The process includes filling in many spreadsheets with input forms?and preparing the presentations leading to a few rounds of negotiating numbers to adjust specific P&L lines to match the targeted financial result.
However by definition, a budget is not the same as a plan, it is only one of the somehow probable scenarios of future outcomes and may be not the most likely one.
So much time is spent on the budgeting process due to its iterational nature involving many rounds of changes before arriving at the final result. Though the time spent creates an illusion of reliability of budgeted numbers, in fact, it’s quite the opposite: each iteration decreases the precision not only due to the calibration of the parameters to what is expected but also due to the time passed between the first and the final versions of the budget.
One of the more advanced approaches to planning is using a rolling forecast process.
This approach suggests that the parameters of the business are adjusted and predicted using various instrumental approaches on a perpetual basis. The application of this approach doesn’t involve limiting the budget with a financial year and updating it periodically. Instead, it looks at least one year ahead of each current date.
Imagine a company budgeting for the next year in quarterly instances. A traditional budget shall account for the four fixed quarters in this case. If there are no corrections to the budget, the budgeted number shall remain stable by the end of the year.
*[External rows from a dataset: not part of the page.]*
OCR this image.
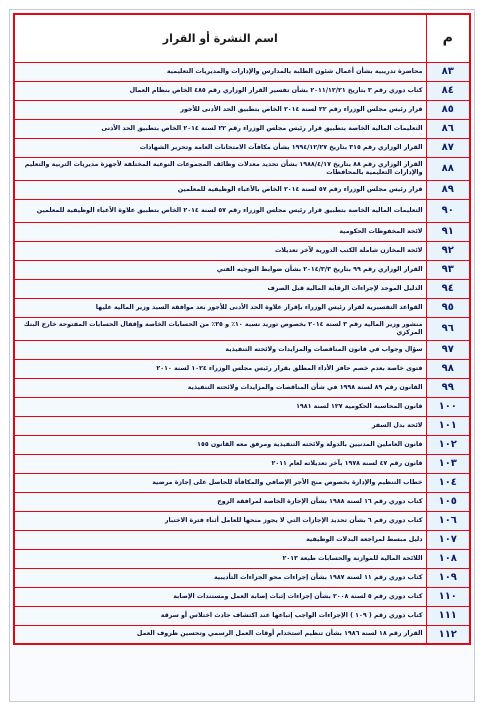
م	اسم النشرة أو القرار
٨٣	محاضرة تدريبية بشأن أعمال شئون الطلبة بالمدارس والإدارات والمديريات التعليمية
٨٤	كتاب دوري رقم ٣ بتاريخ ٢٠١١/١٢/٢١ بشأن تفسير القرار الوزاري رقم ٤٨٥ الخاص بنظام العمال
٨٥	قرار رئيس مجلس الوزراء رقم ٢٢ لسنة ٢٠١٤ الخاص بتطبيق الحد الأدنى للأجور
٨٦	التعليمات المالية الخاصة بتطبيق قرار رئيس مجلس الوزراء رقم ٢٢ لسنة ٢٠١٤ الخاص بتطبيق الحد الأدنى
٨٧	القرار الوزاري رقم ٣١٥ بتاريخ ١٩٩٤/١٢/٢٧ بشأن مكافآت الامتحانات العامة وتحرير الشهادات
٨٨	القرار الوزاري رقم ٨٨ بتاريخ ١٩٨٨/٤/١٧ بشأن تحديد معدلات وظائف المجموعات النوعية المختلفة لأجهزة مديريات التربية والتعليم والإدارات التعليمية بالمحافظات
٨٩	قرار رئيس مجلس الوزراء رقم ٥٧ لسنة ٢٠١٤ الخاص بالأعباء الوظيفية للمعلمين
٩٠	التعليمات المالية الخاصة بتطبيق قرار رئيس مجلس الوزراء رقم ٥٧ لسنة ٢٠١٤ الخاص بتطبيق علاوة الأعباء الوظيفية للمعلمين
٩١	لائحة المخفوظات الحكومية
٩٢	لائحة المخازن شاملة الكتب الدورية لآخر تعديلات
٩٣	القرار الوزاري رقم ٩٩ بتاريخ ٢٠١٤/٣/٣ بشأن ضوابط التوجيه الفني
٩٤	الدليل الموحد لإجراءات الرقابة المالية قبل الصرف
٩٥	القواعد التفسيرية لقرار رئيس الوزراء بإقرار علاوة الحد الأدنى للأجور بعد موافقة السيد وزير المالية عليها
٩٦	منشور وزير المالية رقم ٣ لسنة ٢٠١٤ بخصوص توريد نسبة ١٠٪ و ٢٥٪ من الحسابات الخاصة وإقفال الحسابات المفتوحة خارج البنك المركزي
٩٧	سؤال وجواب في قانون المناقصات والمزايدات ولائحته التنفيذية
٩٨	فتوى خاصة بعدم خصم حافز الأداء المطلق بقرار رئيس مجلس الوزراء ١٠٢٤ لسنة ٢٠١٠
٩٩	القانون رقم ٨٩ لسنة ١٩٩٨ في شأن المناقصات والمزايدات ولائحته التنفيذية
١٠٠	قانون المحاسبة الحكومية ١٢٧ لسنة ١٩٨١
١٠١	لائحة بدل السفر
١٠٢	قانون العاملين المدنيين بالدولة ولائحته التنفيذية ومرفق معه القانون ١٥٥
١٠٣	قانون رقم ٤٧ لسنة ١٩٧٨ بآخر تعديلاته لعام ٢٠١١
١٠٤	خطاب التنظيم والإدارة بخصوص منح الأجر الإضافي والمكافأة للحاصل على إجازة مرضية
١٠٥	كتاب دوري رقم ١٦ لسنة ١٩٨٨ بشأن الإجازة الخاصة لمرافقة الزوج
١٠٦	كتاب دوري رقم ٦ بشأن تحديد الإجازات التي لا يجوز منحها للعامل أثناء فترة الاختبار
١٠٧	دليل مبسط لمراجعة البدلات الوظيفية
١٠٨	اللائحة المالية للموازنة والحسابات طبعة ٢٠١٣
١٠٩	كتاب دوري رقم ١١ لسنة ١٩٨٧ بشأن إجراءات محو الجزاءات التأديبية
١١٠	كتاب دوري رقم ٥ لسنة ٢٠٠٨ بشأن إجراءات إثبات إصابة العمل ومستندات الإصابة
١١١	كتاب دوري رقم ( ١٠٩ ) الإجراءات الواجب إتباعها عند اكتشاف حادث اختلاس أو سرقة
١١٢	القرار رقم ١٨ لسنة ١٩٨٦ بشأن تنظيم استخدام أوقات العمل الرسمي وتحسين ظروف العمل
And the following year shall be budgeted say in the 4th quarter of the current year. This allows management to use a longer horizon that never shortens or breaks for planning and risk analysis, adjusting subsequent periods based on actual data. As a result, the overall quality of management decisions is improved due to a more accurate prediction of future changes.
In the rolling forecast approach, a fresh quarter is incorporated into the budgeting process after the completion of the previous quarter. The first added quarter in this example is highlighted with a star.
The following image demonstrates that each cycle encompasses four consecutive quarters as it transitions into new time periods.
Although this approach has been around for a long time and evidence has been collected on the effectiveness of rolling forecasts, some companies still use the outdated annual budget approach.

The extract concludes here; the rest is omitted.